Concernant la DG Stratégie et collectivités locales, les propositions doivent porter sur des thèmes relatifs à la coordination interministérielle, la cohérence de l'action territoriale de l'Etat, le suivi opérationnel de la Lolf, la veille juridique, le contrôle de gestion d'une part et, d'autre part, le contrôle de légalité, le contrôle budgétaire, le conseil juridique aux élus, l'assistance aux porteurs de projets, le suivi des fonds d'intervention de l'Etat, l'intelligence territoriale et le développement économique des collectivités locales.

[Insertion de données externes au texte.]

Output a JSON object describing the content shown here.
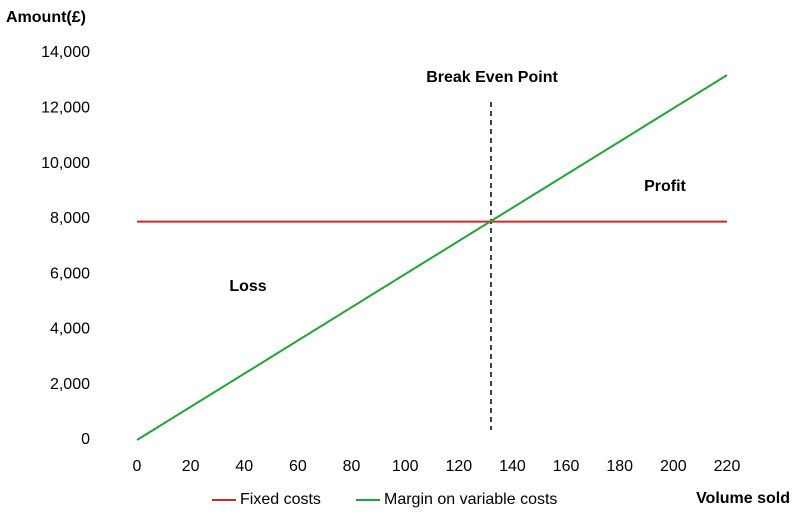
{
  "chart_data": {
    "type": "line",
    "y_label": "Amount(£)",
    "x_label": "Volume sold",
    "x": [
      0,
      220
    ],
    "series": [
      {
        "name": "Fixed costs",
        "color": "#d62728",
        "values": [
          7900,
          7900
        ]
      },
      {
        "name": "Margin on variable costs",
        "color": "#1fa637",
        "values": [
          0,
          13200
        ]
      }
    ],
    "break_even_x": 132,
    "annotations": [
      "Break Even Point",
      "Profit",
      "Loss"
    ],
    "xlim": [
      0,
      220
    ],
    "xticks": [
      0,
      20,
      40,
      60,
      80,
      100,
      120,
      140,
      160,
      180,
      200,
      220
    ],
    "ylim": [
      0,
      14000
    ],
    "yticks": [
      0,
      {
        "value": 2000,
        "label": "2,000"
      },
      {
        "value": 4000,
        "label": "4,000"
      },
      {
        "value": 6000,
        "label": "6,000"
      },
      {
        "value": 8000,
        "label": "8,000"
      },
      {
        "value": 10000,
        "label": "10,000"
      },
      {
        "value": 12000,
        "label": "12,000"
      },
      {
        "value": 14000,
        "label": "14,000"
      }
    ],
    "grid": false,
    "legend": "bottom"
  }
}
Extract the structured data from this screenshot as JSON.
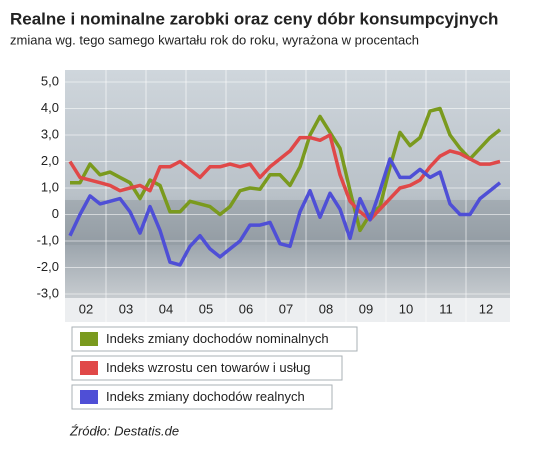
{
  "chart_data": {
    "type": "line",
    "title": "Realne i nominalne zarobki oraz ceny dóbr konsumpcyjnych",
    "subtitle": "zmiana wg. tego samego kwartału rok do roku, wyrażona w procentach",
    "source": "Źródło: Destatis.de",
    "x": [
      2002,
      2002.25,
      2002.5,
      2002.75,
      2003,
      2003.25,
      2003.5,
      2003.75,
      2004,
      2004.25,
      2004.5,
      2004.75,
      2005,
      2005.25,
      2005.5,
      2005.75,
      2006,
      2006.25,
      2006.5,
      2006.75,
      2007,
      2007.25,
      2007.5,
      2007.75,
      2008,
      2008.25,
      2008.5,
      2008.75,
      2009,
      2009.25,
      2009.5,
      2009.75,
      2010,
      2010.25,
      2010.5,
      2010.75,
      2011,
      2011.25,
      2011.5,
      2011.75,
      2012,
      2012.25,
      2012.5,
      2012.75
    ],
    "xlim": [
      2001.875,
      2013.0
    ],
    "xticks": [
      {
        "value": 2002.4,
        "label": "02"
      },
      {
        "value": 2003.4,
        "label": "03"
      },
      {
        "value": 2004.4,
        "label": "04"
      },
      {
        "value": 2005.4,
        "label": "05"
      },
      {
        "value": 2006.4,
        "label": "06"
      },
      {
        "value": 2007.4,
        "label": "07"
      },
      {
        "value": 2008.4,
        "label": "08"
      },
      {
        "value": 2009.4,
        "label": "09"
      },
      {
        "value": 2010.4,
        "label": "10"
      },
      {
        "value": 2011.4,
        "label": "11"
      },
      {
        "value": 2012.4,
        "label": "12"
      }
    ],
    "ylim": [
      -3,
      5
    ],
    "yticks": [
      {
        "value": 5,
        "label": "5,0"
      },
      {
        "value": 4,
        "label": "4,0"
      },
      {
        "value": 3,
        "label": "3,0"
      },
      {
        "value": 2,
        "label": "2,0"
      },
      {
        "value": 1,
        "label": "1,0"
      },
      {
        "value": 0,
        "label": "0"
      },
      {
        "value": -1,
        "label": "-1,0"
      },
      {
        "value": -2,
        "label": "-2,0"
      },
      {
        "value": -3,
        "label": "-3,0"
      }
    ],
    "series": [
      {
        "name": "Indeks zmiany dochodów nominalnych",
        "color": "#7a9a1e",
        "values": [
          1.2,
          1.2,
          1.9,
          1.5,
          1.6,
          1.4,
          1.2,
          0.6,
          1.3,
          1.1,
          0.1,
          0.1,
          0.5,
          0.4,
          0.3,
          0.0,
          0.3,
          0.9,
          1.0,
          0.95,
          1.5,
          1.5,
          1.1,
          1.8,
          3.0,
          3.7,
          3.1,
          2.5,
          0.9,
          -0.6,
          0.0,
          0.3,
          1.8,
          3.1,
          2.6,
          2.9,
          3.9,
          4.0,
          3.0,
          2.5,
          2.1,
          2.5,
          2.9,
          3.2
        ]
      },
      {
        "name": "Indeks wzrostu cen towarów i usług",
        "color": "#e04848",
        "values": [
          2.0,
          1.4,
          1.3,
          1.2,
          1.1,
          0.9,
          1.0,
          1.1,
          0.9,
          1.8,
          1.8,
          2.0,
          1.7,
          1.4,
          1.8,
          1.8,
          1.9,
          1.8,
          1.9,
          1.4,
          1.8,
          2.1,
          2.4,
          2.9,
          2.9,
          2.8,
          3.0,
          1.5,
          0.5,
          0.1,
          -0.2,
          0.2,
          0.6,
          1.0,
          1.1,
          1.3,
          1.8,
          2.2,
          2.4,
          2.3,
          2.1,
          1.9,
          1.9,
          2.0
        ]
      },
      {
        "name": "Indeks zmiany dochodów realnych",
        "color": "#4f4fd6",
        "values": [
          -0.8,
          0.0,
          0.7,
          0.4,
          0.5,
          0.6,
          0.1,
          -0.7,
          0.3,
          -0.6,
          -1.8,
          -1.9,
          -1.2,
          -0.8,
          -1.3,
          -1.6,
          -1.3,
          -1.0,
          -0.4,
          -0.4,
          -0.3,
          -1.1,
          -1.2,
          0.1,
          0.9,
          -0.1,
          0.8,
          0.2,
          -0.9,
          0.6,
          -0.2,
          0.9,
          2.1,
          1.4,
          1.4,
          1.7,
          1.4,
          1.6,
          0.4,
          0.0,
          0.0,
          0.6,
          0.9,
          1.2
        ]
      }
    ]
  }
}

Le résultat de leur travail sera intégré aux démarches de la réforme dès juillet prochain.

Combien d'agents sont-ils concernés par le projet ?

Cette réforme concernera environ 550 fonctionnaires issus des services placés sous l'autorité directe du préfet : la préfecture et les deux sous-préfectures, les services déconcentrés départementaux à savoir DDE, Ddaf, Ddass, DDTEFP, DDJS, Sdap, DDSV. Les forces de sécurité y seront aussi bientôt engagées en qualité de services associés : DDSP, RG, gendarmerie et Sdis.

Cette réforme conduit-elle enfin à un redéploiement des effectifs ?

Oui. Au sein de ces services de la nouvelle DG Population par exemple, sont regroupés des agents de la Ddass, de la DDTEFP, de la DDJS et de la préfecture. Pour la DG Territoire, les agents seront issus de l'ex-DDE, de l'ex-Ddaf, du Sdap, de la DDSV et de la préfecture.
Dans cette nouvelle configuration, les directions départementales n'existent plus en tant que telles, mais les agents gardent leurs statuts et leur appartenance à leur corps et ministère d'origine.

Quelles sont les principales difficultés ?

La réforme engagée dans le Lot constitue une action innovante, pas seulement dans son étendue mais également par sa méthode. C'est en effet la première fois qu'une réforme de cette envergure n'émanera pas du niveau central mais viendra de l'échelon territorial. En tant que réforme conduite par et sur le terrain, la difficulté majeure est de rompre avec les schémas d'organisation traditionnels, marqués par une approche bureaucratique, verticale et segmentaire des services. Une autre difficulté qui en découle concerne le manque de souplesse des procédures réglementaires de gestion des moyens en personnel ou financiers. Enfin, il faut développer une nouvelle forme de management des personnels basé sur la performance réalisée et la mobilité.